Catalina de Médici, reina influyente y regente, contribuyó a esta riqueza al aportar sus propias joyas. Su matrimonio con Enrique II de Francia (hijo de Francisco I – 1519 – 1559) le permitió introducir piedras venidas de Italia y enseñó a los joyeros franceses técnicas avanzadas, realzando así el arte de las joyas de la Corona. Aportó como dote 100.000 escudos de plata y 28.000 escudos en joyas, lo que le valió los apodos de «la Banquera» o «la hija de los Mercaderes» por parte de cortesanos puntillosos.
Los Borbones y la Revolución Francesa
Bajo los reyes Borbones, y en particular Luis XIV, apodado el « Rey Sol», las joyas de la Corona alcanzaron cotas de extravagancia sin igual. El reinado del Rey Sol se caracterizó por un derroche de riqueza sin precedentes. A pocos meses de su muerte, aún portaba todas sus joyas para recibir a la embajada persa en Versalles. «Se veían tantas sobre su traje que cada movimiento hacía oír el roce de los diamantes». Mandó crear piezas que realzaran el diamante Hope (procedente originalmente del Azul de Francia), así como otras piedras notables. Su afición por el fasto lo llevó a adquirir diamantes, rubíes y zafiros procedentes de la India y otras regiones, mientras hacía crear nuevas joyas reales que contribuyeron a forjar su imagen de monarca absoluto.
En aquella época, las tres piedras principales utilizadas por Luis XIV eran el «Sancy», el «Diamante azul» y el «Gran zafiro». Su valor total en 1691, es decir, 11.430.481 libras, las convertía en las piedras más bellas de Europa.
Sin embargo, la Revolución francesa de 1789 trastocó profundamente este legado.
El inventario de las joyas de la Corona de Francia de 1791
Con la caída de la monarquía, los revolucionarios incautaron las joyas de la Corona y las pusieron bajo custodia del Estado.
Los bienes del Estado ya no estaban a disposición libre del rey. Las joyas de la Corona de Francia, que se encontraban en Versalles, fueron trasladadas al Garde-meuble de la Corona (hoy el Hôtel de la Marine) en la plaza Luis XV (convertida luego en plaza de la Revolución y, más tarde, en plaza de la Concordia).

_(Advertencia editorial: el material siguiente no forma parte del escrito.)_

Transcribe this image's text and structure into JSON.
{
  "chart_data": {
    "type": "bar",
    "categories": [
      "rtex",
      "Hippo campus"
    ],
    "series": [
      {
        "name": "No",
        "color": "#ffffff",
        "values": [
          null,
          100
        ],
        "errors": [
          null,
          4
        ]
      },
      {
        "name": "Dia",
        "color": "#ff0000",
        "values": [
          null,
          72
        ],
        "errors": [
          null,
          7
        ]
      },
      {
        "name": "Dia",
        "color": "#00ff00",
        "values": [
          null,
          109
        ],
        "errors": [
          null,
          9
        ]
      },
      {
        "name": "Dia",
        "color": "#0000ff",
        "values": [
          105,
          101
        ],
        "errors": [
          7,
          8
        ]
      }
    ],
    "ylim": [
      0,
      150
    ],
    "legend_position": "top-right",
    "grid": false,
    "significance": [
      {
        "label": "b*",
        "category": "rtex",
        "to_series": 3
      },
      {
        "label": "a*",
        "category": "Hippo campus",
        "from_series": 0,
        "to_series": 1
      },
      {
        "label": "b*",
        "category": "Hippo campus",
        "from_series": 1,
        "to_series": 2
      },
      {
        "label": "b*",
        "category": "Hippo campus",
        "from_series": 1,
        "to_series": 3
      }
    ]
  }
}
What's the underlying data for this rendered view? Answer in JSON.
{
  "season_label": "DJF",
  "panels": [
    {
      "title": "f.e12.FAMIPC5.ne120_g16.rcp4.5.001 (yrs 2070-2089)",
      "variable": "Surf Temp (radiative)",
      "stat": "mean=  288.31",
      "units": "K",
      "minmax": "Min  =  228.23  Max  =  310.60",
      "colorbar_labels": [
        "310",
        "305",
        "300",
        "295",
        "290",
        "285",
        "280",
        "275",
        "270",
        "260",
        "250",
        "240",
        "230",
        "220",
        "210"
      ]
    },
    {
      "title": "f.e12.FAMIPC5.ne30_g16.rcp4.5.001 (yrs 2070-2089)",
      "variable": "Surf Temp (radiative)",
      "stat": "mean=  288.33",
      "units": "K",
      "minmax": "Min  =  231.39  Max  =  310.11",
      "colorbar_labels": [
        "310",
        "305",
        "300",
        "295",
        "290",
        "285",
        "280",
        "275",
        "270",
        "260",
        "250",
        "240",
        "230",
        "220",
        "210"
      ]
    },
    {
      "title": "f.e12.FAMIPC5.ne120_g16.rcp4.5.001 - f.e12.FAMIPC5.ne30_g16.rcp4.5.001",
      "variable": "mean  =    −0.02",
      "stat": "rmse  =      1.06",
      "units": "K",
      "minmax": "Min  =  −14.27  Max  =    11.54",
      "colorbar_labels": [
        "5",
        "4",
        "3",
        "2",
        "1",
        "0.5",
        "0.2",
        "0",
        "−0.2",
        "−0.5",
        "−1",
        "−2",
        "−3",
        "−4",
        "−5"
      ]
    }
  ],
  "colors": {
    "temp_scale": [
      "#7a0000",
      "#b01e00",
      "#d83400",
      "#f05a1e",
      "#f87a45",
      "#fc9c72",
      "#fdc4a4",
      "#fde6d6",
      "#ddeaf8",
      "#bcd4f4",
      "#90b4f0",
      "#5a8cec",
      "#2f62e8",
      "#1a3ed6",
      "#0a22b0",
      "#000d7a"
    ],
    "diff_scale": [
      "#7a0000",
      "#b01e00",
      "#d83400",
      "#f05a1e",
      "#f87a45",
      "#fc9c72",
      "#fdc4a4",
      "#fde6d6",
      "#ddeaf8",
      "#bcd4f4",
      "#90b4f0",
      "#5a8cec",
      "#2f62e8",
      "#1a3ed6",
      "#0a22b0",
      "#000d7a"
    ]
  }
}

El Garde-meuble estaba administrado por Thierry de Ville-d’Avray. Mediante los decretos del 26 de mayo, 27 de mayo y 22 de junio de 1791, la Asamblea Nacional Constituyente decidió establecer un inventario de los diamantes y piedras preciosas de la Corona. El inventario registraba 9.547 diamantes, 506 perlas, 230 rubíes y espinelas, 71 topacios, 150 esmeraldas, 35 zafiros y 19 piedras. El valor de las joyas se estimaba en 23.922.197 libras. El «Regente» se valoraba en 12 millones, el «Azul de Francia» (rebautizado después como «Hope») en 3 millones, y el «Sancy» en 1 millón. El valor total en el mercado alcanzaba los 30 millones de libras.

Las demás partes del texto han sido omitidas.